Performance Considerations
Parallel Execution
Decision: Leverage sshsync's built-in parallelization
- sshsync runs commands concurrently across hosts automatically
- No need to implement custom threading/multiprocessing
- Timeout applies per-host independently
Trade-offs:
✅ Pros:
- Simple to use
- Fast for large host groups
- No concurrency bugs
⚠️ Cons:
- Less control over parallelism level
- Can overwhelm network with too many concurrent connections
Conclusion:
Built-in parallelization is sufficient for most use cases. Custom control can be added in v2.0 if needed.
Security Considerations
SSH Key Authentication
Decision: Require SSH keys (no password auth)
Justification:
✅ Security:
- Keys are more secure than passwords
- Can't be brute-forced
- Can be revoked per-host
✅ Automation:
- Non-interactive (no password prompts)
- Works in scripts and CI/CD
Implementation:
- Validators check SSH key auth works
- Clear error messages guide users to set up keys
- Documentation explains SSH key setup
Command Safety
Decision: Validate dangerous commands
Dangerous patterns blocked:
rm -rf /(root deletion)mkfs.*(filesystem formatting)dd.*of=/dev/(direct disk writes)- Fork bombs
- Direct disk writes
Override: Use allow_dangerous=True to bypass
Justification:
✅ Safety:
- Prevents accidental destructive operations
- Dry-run provides preview
✅ Flexibility:
- Can still run dangerous commands if explicitly allowed
Conclusion:
Safety by default with escape hatch for advanced users.
Decisions Summary
| Decision | Choice | Rationale |
|---|---|---|
| CLI Tool | sshsync | Best balance of features, ease of use, and maintenance |
| Network | Tailscale | Zero-config secure VPN, works everywhere |
| Architecture | Modular scripts | Clear separation of concerns, maintainable |
| Validation | Multi-layer | Catch errors early with helpful messages |
| Load Balancing | Composite score | Simple, effective, considers multiple resources |
| Caching | None (v1.0) | Simplicity and real-time accuracy |
| Testing | 29 tests | Comprehensive coverage for reliability |
| Security | SSH keys + validation | Secure and automation-friendly |
Trade-offs Accepted
- No caching → Slightly slower, but always accurate
- sshsync dependency → External tool, but saves development time
- SSH key requirement → Setup needed, but more secure
- Simple load balancing → Less sophisticated, but fast and easy to understand
- Terminal UI only → No web dashboard, but simpler to develop and maintain
Future Improvements
v2.0 Considerations
- Add caching for frequently-accessed data (Tailscale status, groups)

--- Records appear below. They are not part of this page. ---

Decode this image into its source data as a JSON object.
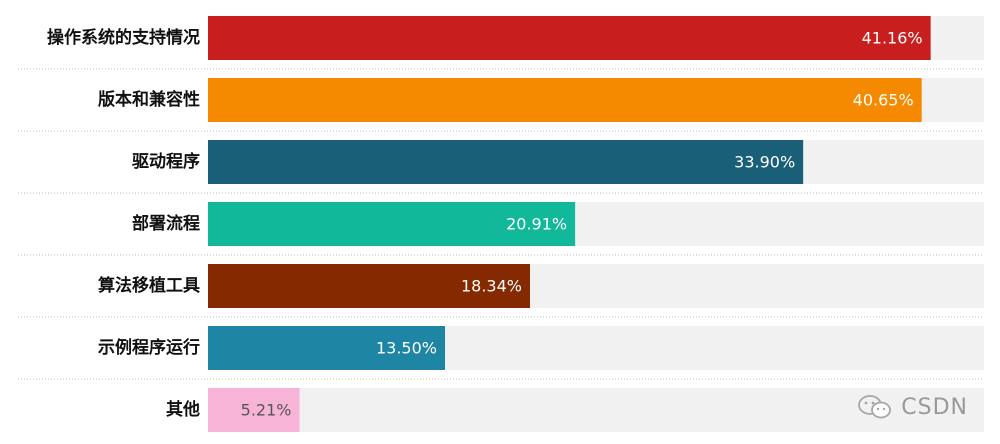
{
  "chart_data": {
    "type": "bar",
    "orientation": "horizontal",
    "categories": [
      "操作系统的支持情况",
      "版本和兼容性",
      "驱动程序",
      "部署流程",
      "算法移植工具",
      "示例程序运行",
      "其他"
    ],
    "values": [
      41.16,
      40.65,
      33.9,
      20.91,
      18.34,
      13.5,
      5.21
    ],
    "labels": [
      "41.16%",
      "40.65%",
      "33.90%",
      "20.91%",
      "18.34%",
      "13.50%",
      "5.21%"
    ],
    "colors": [
      "#c81e1e",
      "#f58a00",
      "#1a5f78",
      "#12b89a",
      "#852a00",
      "#1f85a5",
      "#f8b4d6"
    ],
    "label_colors": [
      "#ffffff",
      "#ffffff",
      "#ffffff",
      "#ffffff",
      "#ffffff",
      "#ffffff",
      "#555555"
    ],
    "track_color": "#f1f1f1",
    "xlim": [
      0,
      44.2
    ],
    "title": "",
    "xlabel": "",
    "ylabel": "",
    "grid": false,
    "legend": "none"
  },
  "watermark": {
    "icon": "wechat-icon",
    "text": "CSDN"
  }
}
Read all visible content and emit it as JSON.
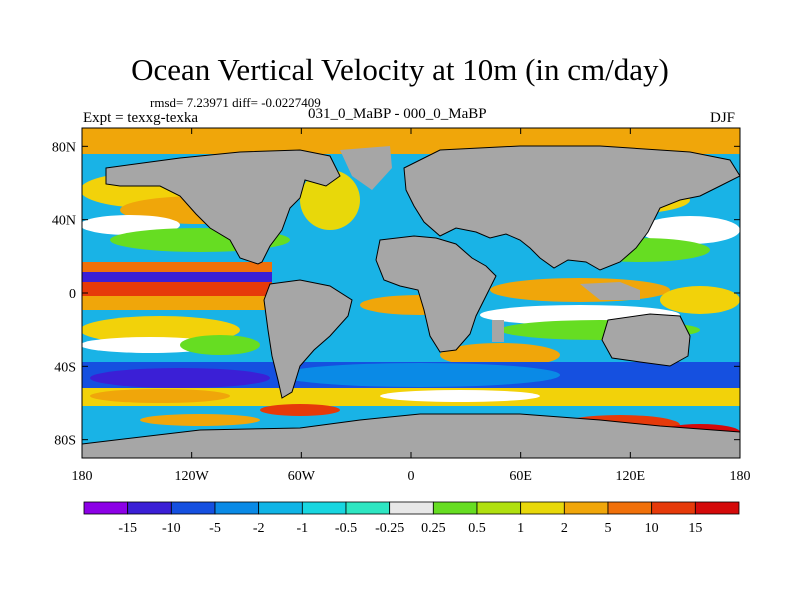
{
  "title": "Ocean Vertical Velocity at 10m (in cm/day)",
  "stats": "rmsd= 7.23971 diff= -0.0227409",
  "experiment": "Expt = texxg-texka",
  "subtitle": "031_0_MaBP - 000_0_MaBP",
  "season": "DJF",
  "map": {
    "lat_labels": [
      "80N",
      "40N",
      "0",
      "40S",
      "80S"
    ],
    "lat_values": [
      80,
      40,
      0,
      -40,
      -80
    ],
    "lon_labels": [
      "180",
      "120W",
      "60W",
      "0",
      "60E",
      "120E",
      "180"
    ],
    "lon_values": [
      -180,
      -120,
      -60,
      0,
      60,
      120,
      180
    ],
    "land_color": "#a6a6a6"
  },
  "colorbar": {
    "levels": [
      "-15",
      "-10",
      "-5",
      "-2",
      "-1",
      "-0.5",
      "-0.25",
      "0.25",
      "0.5",
      "1",
      "2",
      "5",
      "10",
      "15"
    ],
    "colors": [
      "#8c00e6",
      "#3b1fd6",
      "#1550e0",
      "#0a8ae6",
      "#10b4e6",
      "#18d6e0",
      "#2ee6c2",
      "#e8e8e8",
      "#66dd22",
      "#b0e010",
      "#e8d80a",
      "#f0a60a",
      "#f0700a",
      "#e63a0a",
      "#d40a0a"
    ]
  }
}
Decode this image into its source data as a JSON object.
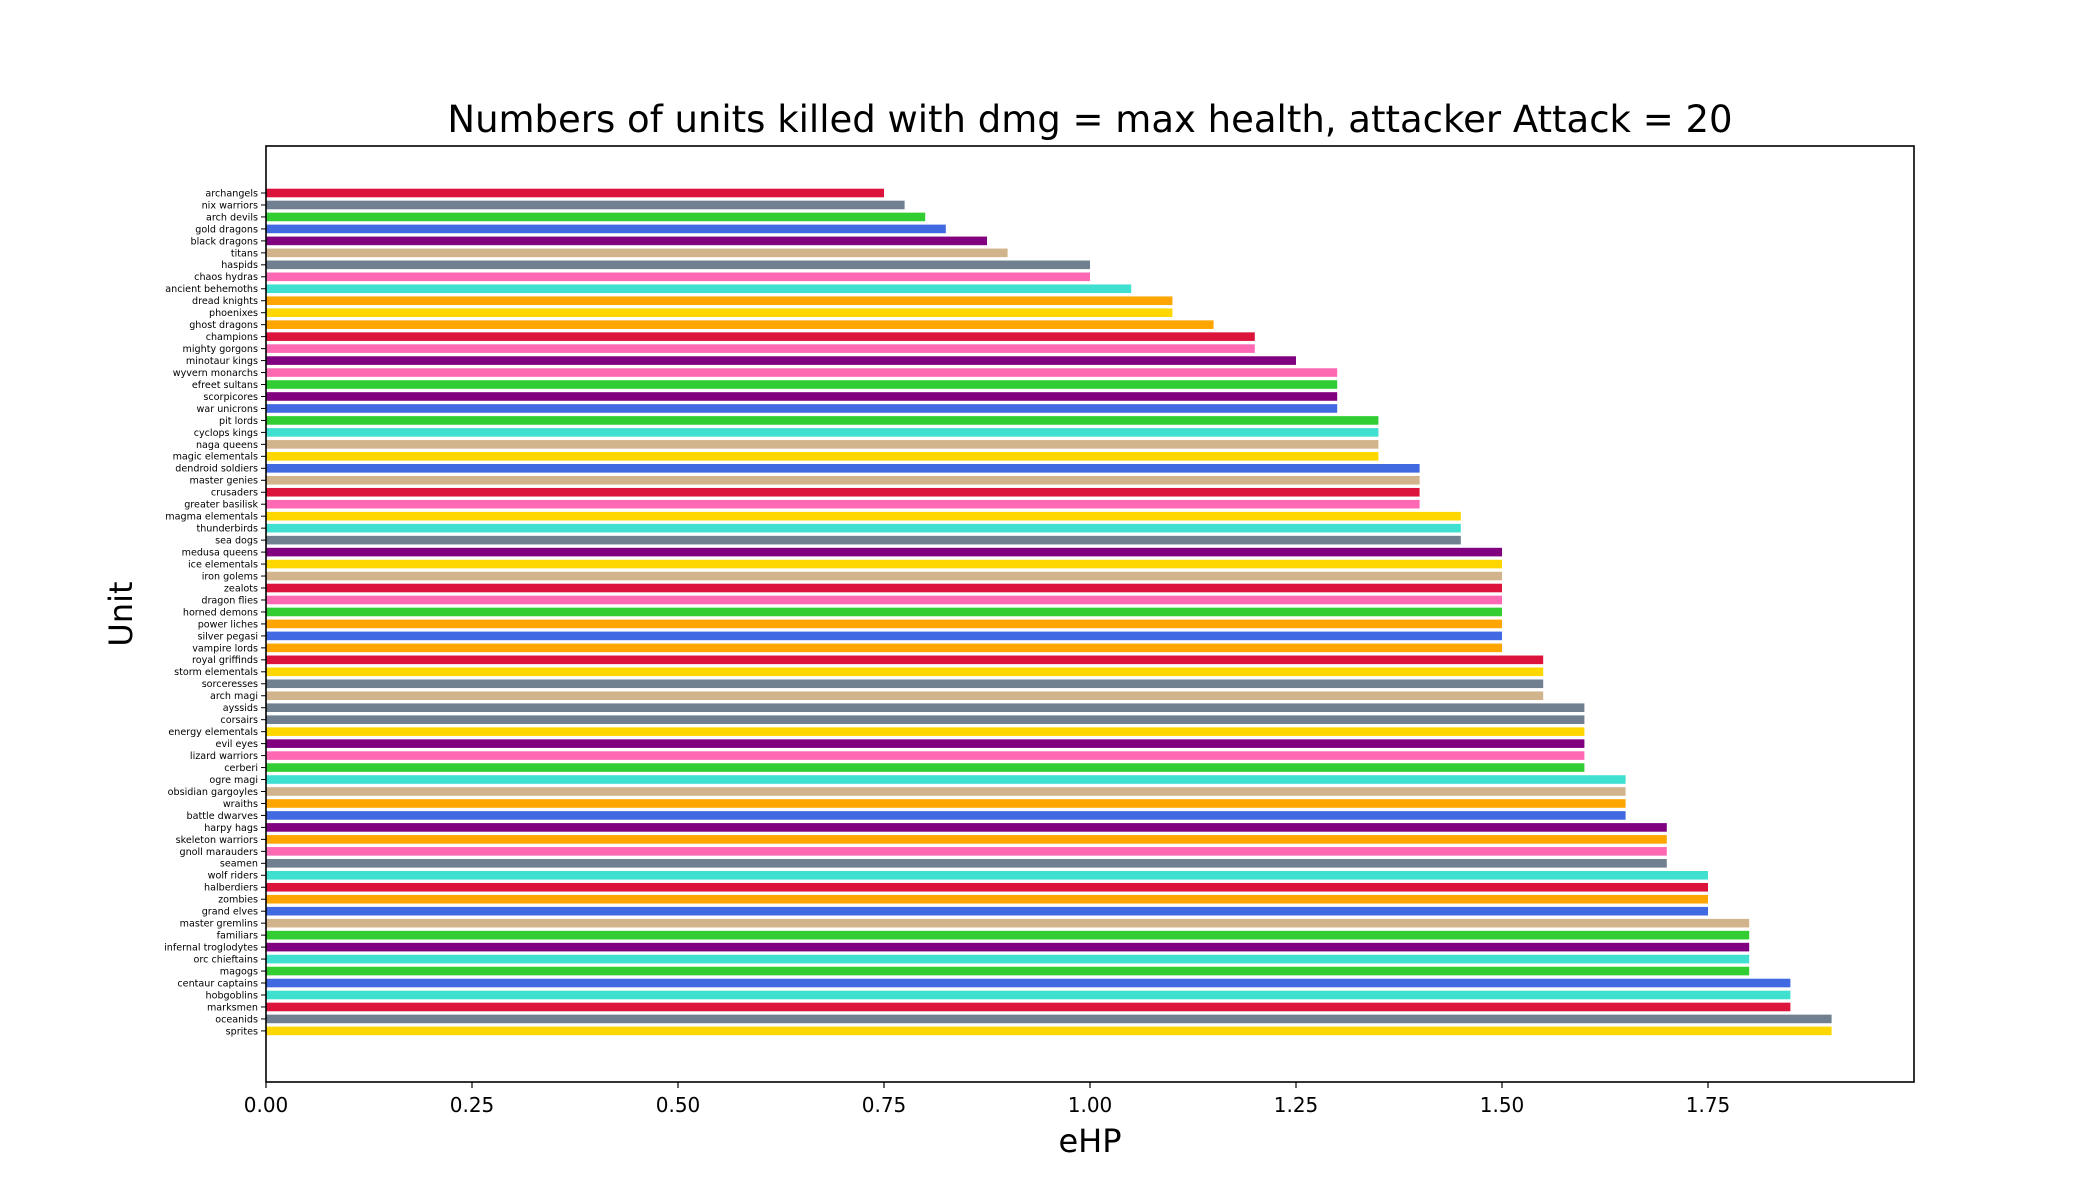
{
  "chart_data": {
    "type": "bar",
    "orientation": "horizontal",
    "title": "Numbers of units killed with dmg = max health, attacker Attack = 20",
    "xlabel": "eHP",
    "ylabel": "Unit",
    "xlim": [
      0,
      2.0
    ],
    "xticks": [
      "0.00",
      "0.25",
      "0.50",
      "0.75",
      "1.00",
      "1.25",
      "1.50",
      "1.75"
    ],
    "grid": false,
    "legend": "none",
    "categories": [
      "archangels",
      "nix warriors",
      "arch devils",
      "gold dragons",
      "black dragons",
      "titans",
      "haspids",
      "chaos hydras",
      "ancient behemoths",
      "dread knights",
      "phoenixes",
      "ghost dragons",
      "champions",
      "mighty gorgons",
      "minotaur kings",
      "wyvern monarchs",
      "efreet sultans",
      "scorpicores",
      "war unicrons",
      "pit lords",
      "cyclops kings",
      "naga queens",
      "magic elementals",
      "dendroid soldiers",
      "master genies",
      "crusaders",
      "greater basilisk",
      "magma elementals",
      "thunderbirds",
      "sea dogs",
      "medusa queens",
      "ice elementals",
      "iron golems",
      "zealots",
      "dragon flies",
      "horned demons",
      "power liches",
      "silver pegasi",
      "vampire lords",
      "royal griffinds",
      "storm elementals",
      "sorceresses",
      "arch magi",
      "ayssids",
      "corsairs",
      "energy elementals",
      "evil eyes",
      "lizard warriors",
      "cerberi",
      "ogre magi",
      "obsidian gargoyles",
      "wraiths",
      "battle dwarves",
      "harpy hags",
      "skeleton warriors",
      "gnoll marauders",
      "seamen",
      "wolf riders",
      "halberdiers",
      "zombies",
      "grand elves",
      "master gremlins",
      "familiars",
      "infernal troglodytes",
      "orc chieftains",
      "magogs",
      "centaur captains",
      "hobgoblins",
      "marksmen",
      "oceanids",
      "sprites"
    ],
    "values": [
      0.75,
      0.775,
      0.8,
      0.825,
      0.875,
      0.9,
      1.0,
      1.0,
      1.05,
      1.1,
      1.1,
      1.15,
      1.2,
      1.2,
      1.25,
      1.3,
      1.3,
      1.3,
      1.3,
      1.35,
      1.35,
      1.35,
      1.35,
      1.4,
      1.4,
      1.4,
      1.4,
      1.45,
      1.45,
      1.45,
      1.5,
      1.5,
      1.5,
      1.5,
      1.5,
      1.5,
      1.5,
      1.5,
      1.5,
      1.55,
      1.55,
      1.55,
      1.55,
      1.6,
      1.6,
      1.6,
      1.6,
      1.6,
      1.6,
      1.65,
      1.65,
      1.65,
      1.65,
      1.7,
      1.7,
      1.7,
      1.7,
      1.75,
      1.75,
      1.75,
      1.75,
      1.8,
      1.8,
      1.8,
      1.8,
      1.8,
      1.85,
      1.85,
      1.85,
      1.9,
      1.9
    ],
    "colors": [
      "#dc143c",
      "#708090",
      "#32cd32",
      "#4169e1",
      "#800080",
      "#d2b48c",
      "#708090",
      "#ff69b4",
      "#40e0d0",
      "#ffa500",
      "#ffd700",
      "#ffa500",
      "#dc143c",
      "#ff69b4",
      "#800080",
      "#ff69b4",
      "#32cd32",
      "#800080",
      "#4169e1",
      "#32cd32",
      "#40e0d0",
      "#d2b48c",
      "#ffd700",
      "#4169e1",
      "#d2b48c",
      "#dc143c",
      "#ff69b4",
      "#ffd700",
      "#40e0d0",
      "#708090",
      "#800080",
      "#ffd700",
      "#d2b48c",
      "#dc143c",
      "#ff69b4",
      "#32cd32",
      "#ffa500",
      "#4169e1",
      "#ffa500",
      "#dc143c",
      "#ffd700",
      "#708090",
      "#d2b48c",
      "#708090",
      "#708090",
      "#ffd700",
      "#800080",
      "#ff69b4",
      "#32cd32",
      "#40e0d0",
      "#d2b48c",
      "#ffa500",
      "#4169e1",
      "#800080",
      "#ffa500",
      "#ff69b4",
      "#708090",
      "#40e0d0",
      "#dc143c",
      "#ffa500",
      "#4169e1",
      "#d2b48c",
      "#32cd32",
      "#800080",
      "#40e0d0",
      "#32cd32",
      "#4169e1",
      "#40e0d0",
      "#dc143c",
      "#708090",
      "#ffd700"
    ]
  }
}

- Web dashboard for visualization and monitoring
- Operation history database for audit trail
- Advanced load balancing with custom metrics
- Automated SSH key distribution across hosts
- Integration with config management tools (Ansible, Terraform)
- Container support via SSH to Docker containers
- Custom validation plugins for domain-specific checks
All decisions prioritize simplicity, security, and maintainability for v1.0.0.